The holiday shopping season gave Moscow’s leading malls a boost as 2018 came to an end but that had as much to do with retailers extending “Black Friday” to “Black December” in an effort to give their end of year numbers a bump, as it did with a revival in mall shopping traffic. Overall 2018 was the worst year the Watcom Shopping Index has recorded since it was founded in 2014.
During the last week of 2018 (December 24-30) the Shopping Index increased by 3.3% over the week before, while in St Petersburg it was down by 5.9%.
Overall the Watcom Shopping Index in 2018 was down by 5.2% compared to 2017. As for the first week in 2019, the Shopping Index decreased by 3.92% compared to 2018 in like-for-like (LFL) sales.
Part of the bump at the end of the year came from the “Black Friday” shopping discount tradition that Russia has taken over from the US that this year was prolonged to become a “Black Month” by retailers looking to boost revenue and traffic.
The index has trailed behind all three of the previous years this year partly because of the stagnant real incomes and partly because traditional retail is facing growing and irresistible competition from the booming e-commerce.
In order to keep their stores full, managers have become increasingly adept at organising enticement to bring people into the malls – including entertainment, but also cutting prices.
Shoppers responded well as punters went bargain hunting, looking for discounts and deals on goods that were actively advertised on TV during this period.
Watcom CEO Roman Skorokhodov said: “Traditionally in the beginning of the year sales go down as people prefer to stay home or they are abroad on holidays. In Petersburg the decrease accounted for 1.54% due to the fact that many big shopping centres are in the centre of the city, and tourists visit them.”

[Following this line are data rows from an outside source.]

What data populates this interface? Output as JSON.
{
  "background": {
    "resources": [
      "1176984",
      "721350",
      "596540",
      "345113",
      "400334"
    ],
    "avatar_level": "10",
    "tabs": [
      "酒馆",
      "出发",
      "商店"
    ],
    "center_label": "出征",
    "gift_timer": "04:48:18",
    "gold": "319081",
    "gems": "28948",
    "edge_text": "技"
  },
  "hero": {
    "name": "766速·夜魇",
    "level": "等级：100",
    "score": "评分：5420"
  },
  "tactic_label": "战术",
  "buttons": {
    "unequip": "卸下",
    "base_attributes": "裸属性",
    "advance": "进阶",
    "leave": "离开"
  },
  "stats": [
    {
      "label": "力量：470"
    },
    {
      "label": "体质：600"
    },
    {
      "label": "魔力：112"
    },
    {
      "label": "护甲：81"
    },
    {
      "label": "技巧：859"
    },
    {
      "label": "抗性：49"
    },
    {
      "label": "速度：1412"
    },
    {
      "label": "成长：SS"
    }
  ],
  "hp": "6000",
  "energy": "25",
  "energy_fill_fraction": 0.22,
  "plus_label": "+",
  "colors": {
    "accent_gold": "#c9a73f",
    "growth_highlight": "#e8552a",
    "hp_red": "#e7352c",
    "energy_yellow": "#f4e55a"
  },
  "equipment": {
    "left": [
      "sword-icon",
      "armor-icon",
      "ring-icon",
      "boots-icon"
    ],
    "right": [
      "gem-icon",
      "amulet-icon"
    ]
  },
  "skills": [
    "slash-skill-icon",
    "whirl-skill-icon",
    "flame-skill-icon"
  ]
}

In related news a survey by Romir found that Russians spent the largest amount in the last four years in December in nominal terms, but taking into account the level of accumulated inflation, their expenses were the least for the same period in real terms.
In December, the total daily expenses of Russians increased by 13.2% compared to November and by 1.6% compared with December 2017 — the highest in the last four years. However, taking into account 4.3% of accumulated inflation over the year cancelled out the increase and results in a fall in spending in real terms — the lowest in the last four years .
Residents of the northwest of the country, where expenditure increased by 11.9% in the last month of the year, proved to be the most modest in their spending. The most profligate were residents of the south and Siberia, where expenses in December increased by 15.7%. In the Central District, consumer spending increased by 14.4% over the month, in the Volga Region by 13.3%, and in the Urals by 12.8%.
Incomes stagnant in 2018
Russia’s real disposable incomes decreased by 0.1% in the first 11 months of 2018 compared to the same period a year earlier, according to data from Rosstat. However, due to the payment of annual bonuses in December, by the end of 2018 income will show very weak positive growth for the full year, according to analysts.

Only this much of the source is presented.